Health Considerations

Important Health Considerations

Sometimes it is inappropriate to perform even the most standard piercing.  A piercer should politely refuse to perform a piercing that could be dangerous, ill suited, unsuccessful, or for which they are not trained.  The following are examples for which a second opinion, in some cases from a piercing-friendly physician, may be needed before proceeding:

  • An individual who has diabetes, hemophilia, auto-immune disorder, or other medical condition(s) that may negatively influence the piercing procedure or the healing process
  • There is an obvious skin or tissue abnormality that may include but is not limited to rashes, lumps, bumps, scars, lesions, moles, freckles, and/or abrasions
  • The client requests you pierce irregular or surgically-altered tissue, or the client is unsuited due to occupational, recreational, or environmental factors
  • Piercings considered, by the piercer, to have little or no chance of healing
  • The client has impending plans to become pregnant and wishes to get a nipple, navel, or other piercing
  • It is also advisable to refrain from piercing during pregnancy to allow the body to focus on the important, complex, and demanding task that it is handling already.

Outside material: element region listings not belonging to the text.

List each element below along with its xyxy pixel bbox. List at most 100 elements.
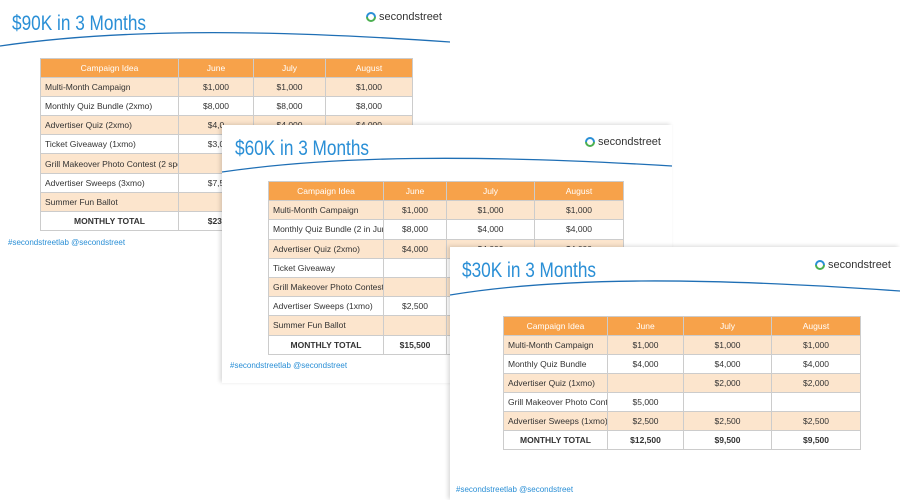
table-cell: $1,000 (535, 201, 624, 221)
table-cell: $4,000 (772, 355, 861, 374)
table-cell: $1,000 (772, 336, 861, 355)
slide-title: $90K in 3 Months (12, 12, 147, 35)
table-cell: Multi-Month Campaign (41, 78, 179, 98)
table-cell: Monthly Quiz Bundle (2 in June) (269, 220, 384, 240)
table-cell: $2,500 (384, 297, 447, 317)
logo-text: secondstreet (828, 259, 891, 271)
table-row: Campaign Idea June July August (504, 317, 861, 336)
table-cell: August (772, 317, 861, 336)
table-cell: $1,000 (179, 78, 254, 98)
table-cell: $1,000 (384, 201, 447, 221)
table-cell: August (535, 182, 624, 202)
wave-path (0, 31, 450, 47)
table-cell (384, 258, 447, 278)
table-cell: Multi-Month Campaign (269, 201, 384, 221)
table-cell: $2,000 (684, 374, 772, 393)
table-cell: MONTHLY TOTAL (41, 211, 179, 231)
logo: secondstreet (585, 136, 661, 148)
table-cell: July (684, 317, 772, 336)
table-cell: Advertiser Quiz (1xmo) (504, 374, 608, 393)
table-row: Monthly Quiz Bundle (2 in June) $8,000 $4,… (269, 220, 624, 240)
table-cell: Advertiser Sweeps (1xmo) (504, 412, 608, 431)
table-row: MONTHLY TOTAL $12,500 $9,500 $9,500 (504, 431, 861, 450)
table-cell: Campaign Idea (41, 59, 179, 79)
table-cell: Grill Makeover Photo Contest (269, 277, 384, 298)
table-cell: MONTHLY TOTAL (504, 431, 608, 450)
table-cell: $9,500 (684, 431, 772, 450)
wave-path (450, 280, 900, 296)
table-cell: $8,000 (384, 220, 447, 240)
table-cell: Summer Fun Ballot (41, 192, 179, 212)
footer: #secondstreetlab @secondstreet (8, 238, 126, 247)
table-cell: Advertiser Quiz (2xmo) (41, 116, 179, 136)
table-cell: $9,500 (772, 431, 861, 450)
table-cell: Multi-Month Campaign (504, 336, 608, 355)
table-cell: Campaign Idea (504, 317, 608, 336)
table-cell (384, 316, 447, 336)
table-cell (684, 393, 772, 412)
table: Campaign Idea June July August Multi-Month C… (503, 316, 861, 450)
logo-icon (366, 12, 376, 22)
slide-title: $30K in 3 Months (462, 259, 597, 282)
slide-title: $60K in 3 Months (235, 137, 370, 160)
wave-line (222, 157, 672, 173)
table-cell: Advertiser Sweeps (3xmo) (41, 173, 179, 193)
table-cell: $5,000 (608, 393, 684, 412)
table-cell: $8,000 (326, 97, 413, 117)
wave-path (222, 157, 672, 173)
table-cell: $2,500 (772, 412, 861, 431)
table-cell: MONTHLY TOTAL (269, 335, 384, 355)
table-cell: $8,000 (179, 97, 254, 117)
table-cell: $4,000 (384, 239, 447, 259)
table-cell: $1,000 (684, 336, 772, 355)
table-cell: Campaign Idea (269, 182, 384, 202)
table-row: Advertiser Sweeps (1xmo) $2,500 $2,500 $2,5… (504, 412, 861, 431)
table-cell (772, 393, 861, 412)
table-cell: Ticket Giveaway (1xmo) (41, 135, 179, 155)
table: Campaign Idea June July August Multi-Month C… (40, 58, 413, 231)
table-cell: $8,000 (254, 97, 326, 117)
wave-line (450, 280, 900, 296)
table-cell: $4,000 (535, 220, 624, 240)
table-cell: $2,000 (772, 374, 861, 393)
table-cell (608, 374, 684, 393)
table-row: Monthly Quiz Bundle (2xmo) $8,000 $8,000 $8… (41, 97, 413, 117)
table-cell: June (608, 317, 684, 336)
table-cell: $1,000 (608, 336, 684, 355)
footer: #secondstreetlab @secondstreet (456, 485, 574, 494)
table-cell: $15,500 (384, 335, 447, 355)
table-cell: $12,500 (608, 431, 684, 450)
table-row: Grill Makeover Photo Contest $5,000 (504, 393, 861, 412)
logo-text: secondstreet (379, 11, 442, 23)
logo-icon (585, 137, 595, 147)
table-cell: July (447, 182, 535, 202)
table-cell: $4,000 (684, 355, 772, 374)
table-row: Multi-Month Campaign $1,000 $1,000 $1,000 (269, 201, 624, 221)
wave-line (0, 31, 450, 47)
table-cell: Grill Makeover Photo Contest (2 sponsors… (41, 154, 179, 174)
table-cell: August (326, 59, 413, 79)
logo: secondstreet (366, 11, 442, 23)
logo-icon (815, 260, 825, 270)
table-cell: Grill Makeover Photo Contest (504, 393, 608, 412)
table-cell: $4,000 (447, 220, 535, 240)
table-row: Campaign Idea June July August (269, 182, 624, 202)
table-cell (384, 277, 447, 298)
slide: $30K in 3 Months secondstreet #secondstree… (450, 247, 900, 500)
table-cell: Ticket Giveaway (269, 258, 384, 278)
table-cell: $1,000 (326, 78, 413, 98)
table-cell: June (179, 59, 254, 79)
table-cell: Monthly Quiz Bundle (504, 355, 608, 374)
table-cell: Summer Fun Ballot (269, 316, 384, 336)
table-row: Multi-Month Campaign $1,000 $1,000 $1,000 (41, 78, 413, 98)
table-cell: $1,000 (447, 201, 535, 221)
table-row: Advertiser Quiz (1xmo) $2,000 $2,000 (504, 374, 861, 393)
table-row: Monthly Quiz Bundle $4,000 $4,000 $4,000 (504, 355, 861, 374)
logo: secondstreet (815, 259, 891, 271)
table-cell: $4,000 (608, 355, 684, 374)
logo-text: secondstreet (598, 136, 661, 148)
table-cell: $1,000 (254, 78, 326, 98)
table-row: Campaign Idea June July August (41, 59, 413, 79)
table-cell: June (384, 182, 447, 202)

Piercing and Heart Conditions

Previously, it was suggested to not pierce any client who has a pre-existing heart condition without a doctor’s consent and a preventive antibiotic.  This is no longer the case.

The American Heart Association’s Endocarditis Committee, together with national and international experts on bacterial endocarditis extensively reviewed published studies in order to determine whether dental, gastrointestinal, or genitourinary tract procedures are possible causes of bacterial endocarditis.  These experts determined that there is no conclusive evidence that links these procedures with the development of bacterial endocarditis.

The piercing community has long complied with previously guidelines; anytime a client has been instructed to take preventative antibiotics prior to dental procedures, they were asked to get the same prescription prior to any oral piercing.  This is no longer suggested for many clients, but only those listed below:

Antibiotic prophylaxis with oral piercing procedures is recommended only for patients with cardiac conditions associated with the highest risk of adverse outcomes from endocarditis, including:

  • Prosthetic cardiac valve
  • Previous endocarditis
  • Cardiac transplantation recipients with cardiac valvular disease
  • Congenital heart disease only in the following categories:
    • Unrepaired cyanotic congenital heart disease, including those with palliative shunts and conduits
    • Completely repaired congenital heart disease with prosthetic material or device, whether placed by surgery or catheter intervention, during the first six months after the procedure
    • Repaired congenital heart disease with residual defects at the site or adjacent to the site of a prosthetic patch or prosthetic device (which inhibit endothelialization)
More information can be found here:  If clients have any questions about whether or not they fall in any of these categories, they are urged to talk to their physician before any oral piercing.